Tuesday, June 9, 2009
SIR ISSAC NEWTON
Sir Isaac Newton (1642-1727) was an English scientist and mathematician. He made major contributions in mathematics and theoretical and experimental physics and achieved a remarkable synthesis of the work of his predecessors on the laws of motion, especially the law of universal gravitation.

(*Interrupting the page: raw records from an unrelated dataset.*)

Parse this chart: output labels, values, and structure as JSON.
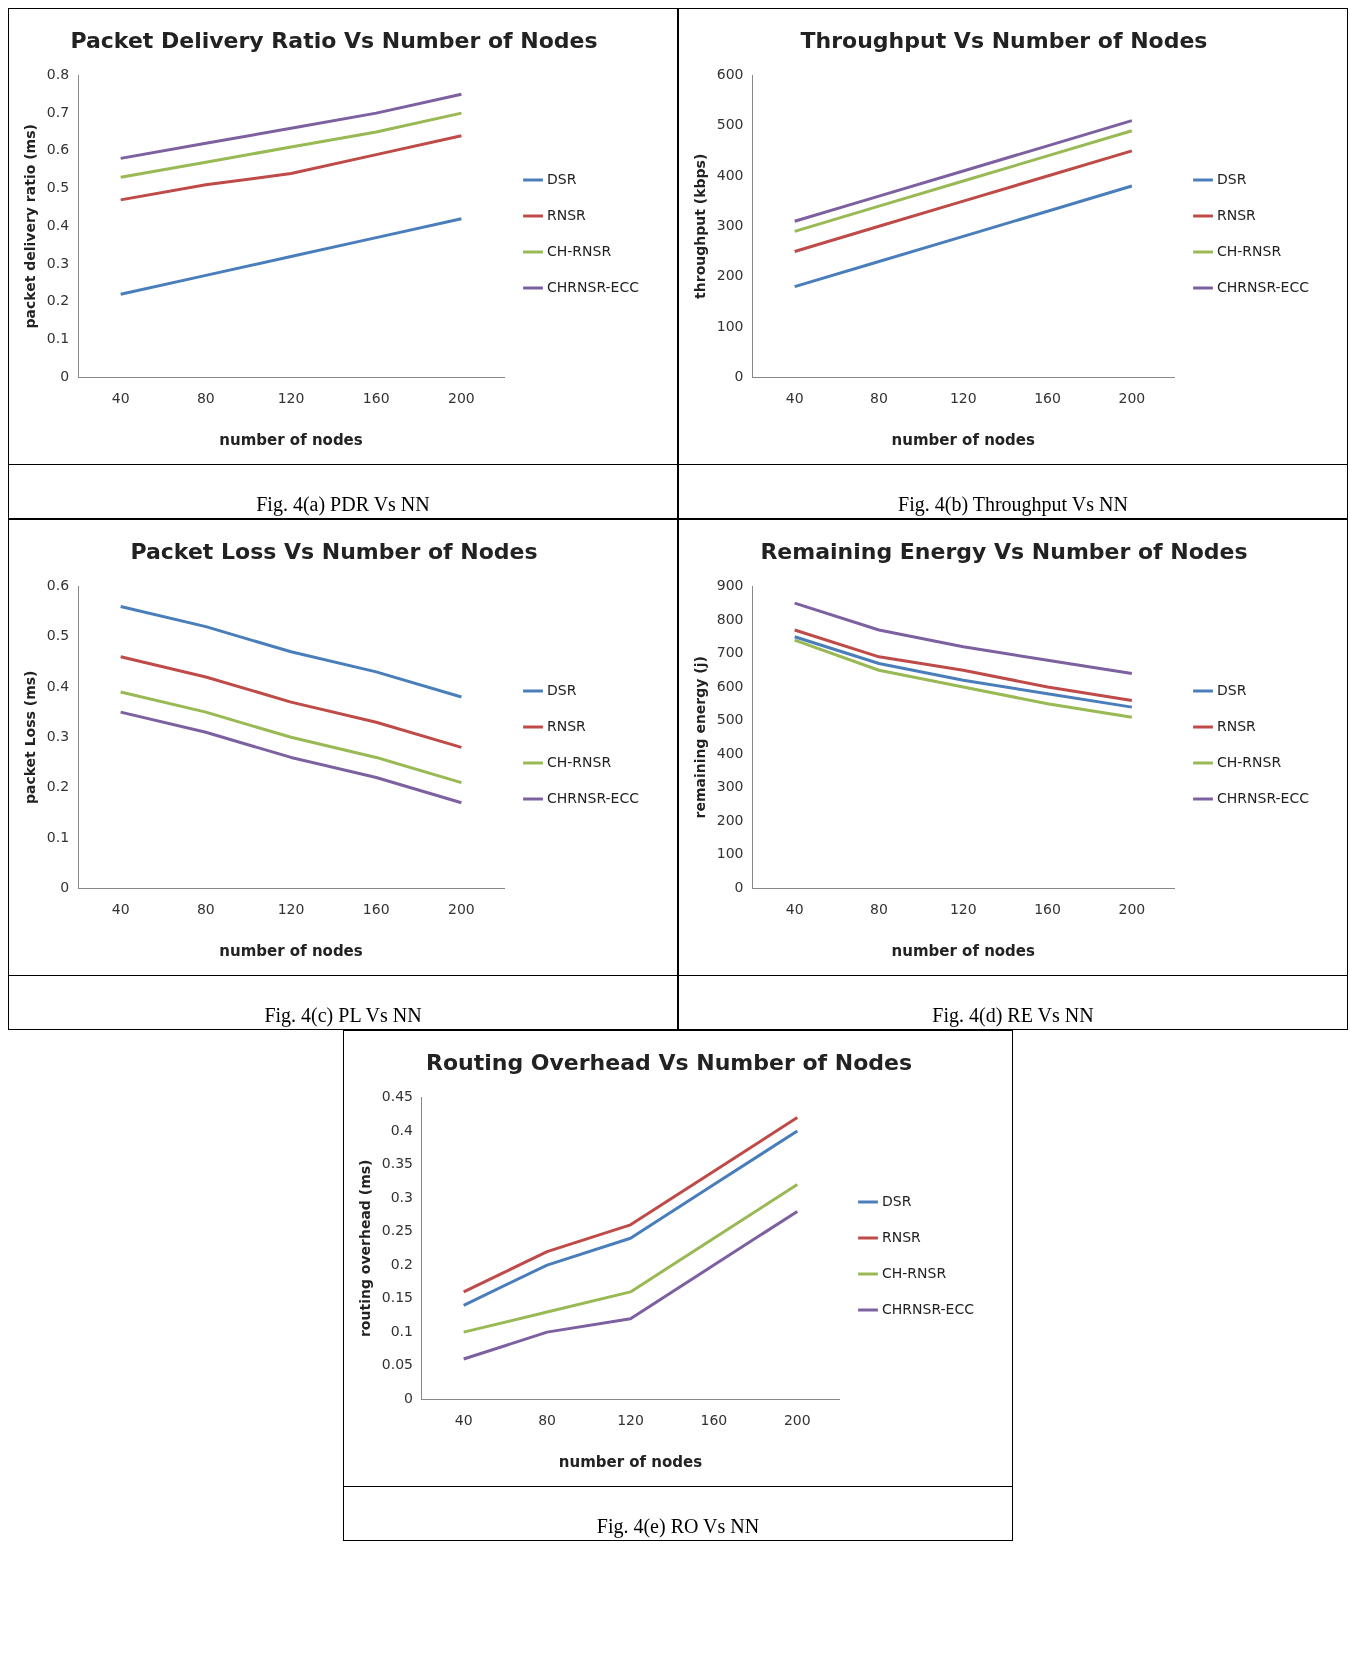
{
  "chart_data": [
    {
      "type": "line",
      "title": "Packet Delivery Ratio Vs Number of Nodes",
      "xlabel": "number of nodes",
      "ylabel": "packet delivery ratio (ms)",
      "categories": [
        "40",
        "80",
        "120",
        "160",
        "200"
      ],
      "ylim": [
        0,
        0.8
      ],
      "yticks": [
        0,
        0.1,
        0.2,
        0.3,
        0.4,
        0.5,
        0.6,
        0.7,
        0.8
      ],
      "grid": false,
      "legend": "right",
      "marker": "none",
      "annotations": [
        "Fig. 4(a) PDR Vs NN"
      ],
      "series": [
        {
          "name": "DSR",
          "color": "#4a7ebb",
          "values": [
            0.22,
            0.27,
            0.32,
            0.37,
            0.42
          ]
        },
        {
          "name": "RNSR",
          "color": "#be4b48",
          "values": [
            0.47,
            0.51,
            0.54,
            0.59,
            0.64
          ]
        },
        {
          "name": "CH-RNSR",
          "color": "#98b954",
          "values": [
            0.53,
            0.57,
            0.61,
            0.65,
            0.7
          ]
        },
        {
          "name": "CHRNSR-ECC",
          "color": "#7d60a0",
          "values": [
            0.58,
            0.62,
            0.66,
            0.7,
            0.75
          ]
        }
      ]
    },
    {
      "type": "line",
      "title": "Throughput Vs Number of Nodes",
      "xlabel": "number of nodes",
      "ylabel": "throughput (kbps)",
      "categories": [
        "40",
        "80",
        "120",
        "160",
        "200"
      ],
      "ylim": [
        0,
        600
      ],
      "yticks": [
        0,
        100,
        200,
        300,
        400,
        500,
        600
      ],
      "grid": false,
      "legend": "right",
      "marker": "none",
      "annotations": [
        "Fig. 4(b) Throughput Vs NN"
      ],
      "series": [
        {
          "name": "DSR",
          "color": "#4a7ebb",
          "values": [
            180,
            230,
            280,
            330,
            380
          ]
        },
        {
          "name": "RNSR",
          "color": "#be4b48",
          "values": [
            250,
            300,
            350,
            400,
            450
          ]
        },
        {
          "name": "CH-RNSR",
          "color": "#98b954",
          "values": [
            290,
            340,
            390,
            440,
            490
          ]
        },
        {
          "name": "CHRNSR-ECC",
          "color": "#7d60a0",
          "values": [
            310,
            360,
            410,
            460,
            510
          ]
        }
      ]
    },
    {
      "type": "line",
      "title": "Packet Loss Vs Number of Nodes",
      "xlabel": "number of nodes",
      "ylabel": "packet Loss (ms)",
      "categories": [
        "40",
        "80",
        "120",
        "160",
        "200"
      ],
      "ylim": [
        0,
        0.6
      ],
      "yticks": [
        0,
        0.1,
        0.2,
        0.3,
        0.4,
        0.5,
        0.6
      ],
      "grid": false,
      "legend": "right",
      "marker": "none",
      "annotations": [
        "Fig. 4(c) PL Vs NN"
      ],
      "series": [
        {
          "name": "DSR",
          "color": "#4a7ebb",
          "values": [
            0.56,
            0.52,
            0.47,
            0.43,
            0.38
          ]
        },
        {
          "name": "RNSR",
          "color": "#be4b48",
          "values": [
            0.46,
            0.42,
            0.37,
            0.33,
            0.28
          ]
        },
        {
          "name": "CH-RNSR",
          "color": "#98b954",
          "values": [
            0.39,
            0.35,
            0.3,
            0.26,
            0.21
          ]
        },
        {
          "name": "CHRNSR-ECC",
          "color": "#7d60a0",
          "values": [
            0.35,
            0.31,
            0.26,
            0.22,
            0.17
          ]
        }
      ]
    },
    {
      "type": "line",
      "title": "Remaining Energy Vs Number of Nodes",
      "xlabel": "number of nodes",
      "ylabel": "remaining energy (j)",
      "categories": [
        "40",
        "80",
        "120",
        "160",
        "200"
      ],
      "ylim": [
        0,
        900
      ],
      "yticks": [
        0,
        100,
        200,
        300,
        400,
        500,
        600,
        700,
        800,
        900
      ],
      "grid": false,
      "legend": "right",
      "marker": "none",
      "annotations": [
        "Fig. 4(d) RE Vs NN"
      ],
      "series": [
        {
          "name": "DSR",
          "color": "#4a7ebb",
          "values": [
            750,
            670,
            620,
            580,
            540
          ]
        },
        {
          "name": "RNSR",
          "color": "#be4b48",
          "values": [
            770,
            690,
            650,
            600,
            560
          ]
        },
        {
          "name": "CH-RNSR",
          "color": "#98b954",
          "values": [
            740,
            650,
            600,
            550,
            510
          ]
        },
        {
          "name": "CHRNSR-ECC",
          "color": "#7d60a0",
          "values": [
            850,
            770,
            720,
            680,
            640
          ]
        }
      ]
    },
    {
      "type": "line",
      "title": "Routing Overhead Vs Number of Nodes",
      "xlabel": "number of nodes",
      "ylabel": "routing overhead (ms)",
      "categories": [
        "40",
        "80",
        "120",
        "160",
        "200"
      ],
      "ylim": [
        0,
        0.45
      ],
      "yticks": [
        0,
        0.05,
        0.1,
        0.15,
        0.2,
        0.25,
        0.3,
        0.35,
        0.4,
        0.45
      ],
      "grid": false,
      "legend": "right",
      "marker": "none",
      "annotations": [
        "Fig. 4(e) RO Vs NN"
      ],
      "series": [
        {
          "name": "DSR",
          "color": "#4a7ebb",
          "values": [
            0.14,
            0.2,
            0.24,
            0.32,
            0.4
          ]
        },
        {
          "name": "RNSR",
          "color": "#be4b48",
          "values": [
            0.16,
            0.22,
            0.26,
            0.34,
            0.42
          ]
        },
        {
          "name": "CH-RNSR",
          "color": "#98b954",
          "values": [
            0.1,
            0.13,
            0.16,
            0.24,
            0.32
          ]
        },
        {
          "name": "CHRNSR-ECC",
          "color": "#7d60a0",
          "values": [
            0.06,
            0.1,
            0.12,
            0.2,
            0.28
          ]
        }
      ]
    }
  ]
}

Isaac Newton was born on Christmas Day, 1642, at Woolsthorpe, a hamlet in southwestern Lincoln shire. He was born after the death of his father, and in his third year his mother married the rector of a neighboring parish, leaving Isaac at Woolsthorpe in the care of his grandmother. In 1661, at the age of 19, he entered Trinity College, Cambridge. There the questioning of long-accepted beliefs was beginning to be apparent in new attitudes toward man's environment, expressed in the attention given to mathematics and science. After receiving his bachelor's degree in 1665, apparently without special distinction, Newton stayed on for his master's; but an epidemic of the plague caused the university to close.At that time he discovered the law of universal gravitation, began to develop the calculus, and discovered that white light is composed of all the colors of the spectrum. These findings enabled him to make fundamental contributions to mathematics, astronomy, and theoretical and experimental physics.
His mathematics professor, Isaac Barrow, was the first to recognize Newton's unusual ability, and when, in 1669, Barrow resigned to devote himself to theology, he recommended Newton as his successor. Newton became Lucasian professor of mathematics at 27 and stayed at Trinity in that capacity for 27 years. Newton's main interest at the time of his appointment was optics.

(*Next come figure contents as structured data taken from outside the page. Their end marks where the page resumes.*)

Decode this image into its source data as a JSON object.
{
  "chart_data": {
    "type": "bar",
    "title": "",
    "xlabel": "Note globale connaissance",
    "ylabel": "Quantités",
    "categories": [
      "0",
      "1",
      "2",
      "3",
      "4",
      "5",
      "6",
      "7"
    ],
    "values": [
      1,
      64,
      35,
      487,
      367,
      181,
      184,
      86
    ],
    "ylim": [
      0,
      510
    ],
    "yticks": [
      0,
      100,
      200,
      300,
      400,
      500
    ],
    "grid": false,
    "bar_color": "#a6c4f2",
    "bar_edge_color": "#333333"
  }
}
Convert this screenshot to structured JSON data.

He built the first reflecting telescope in 1668 and became a professor of mathematics at Cambridge in 1669. He worked out the fundamentals of caluclus, though this work went unpublished for more than 30 years. His most famous publication, Principia Mathematica (1687), grew out of correspondence with Edmond Halley. He was elected president of the Royal society of London in 1703 and became the first scientist ever to be knighted in 1705.
Newton died in London on 31 March 1727. After his death, Newton's body was discovered to have had massive amounts of mercury in it. Newton was the greatest genius who ever lived.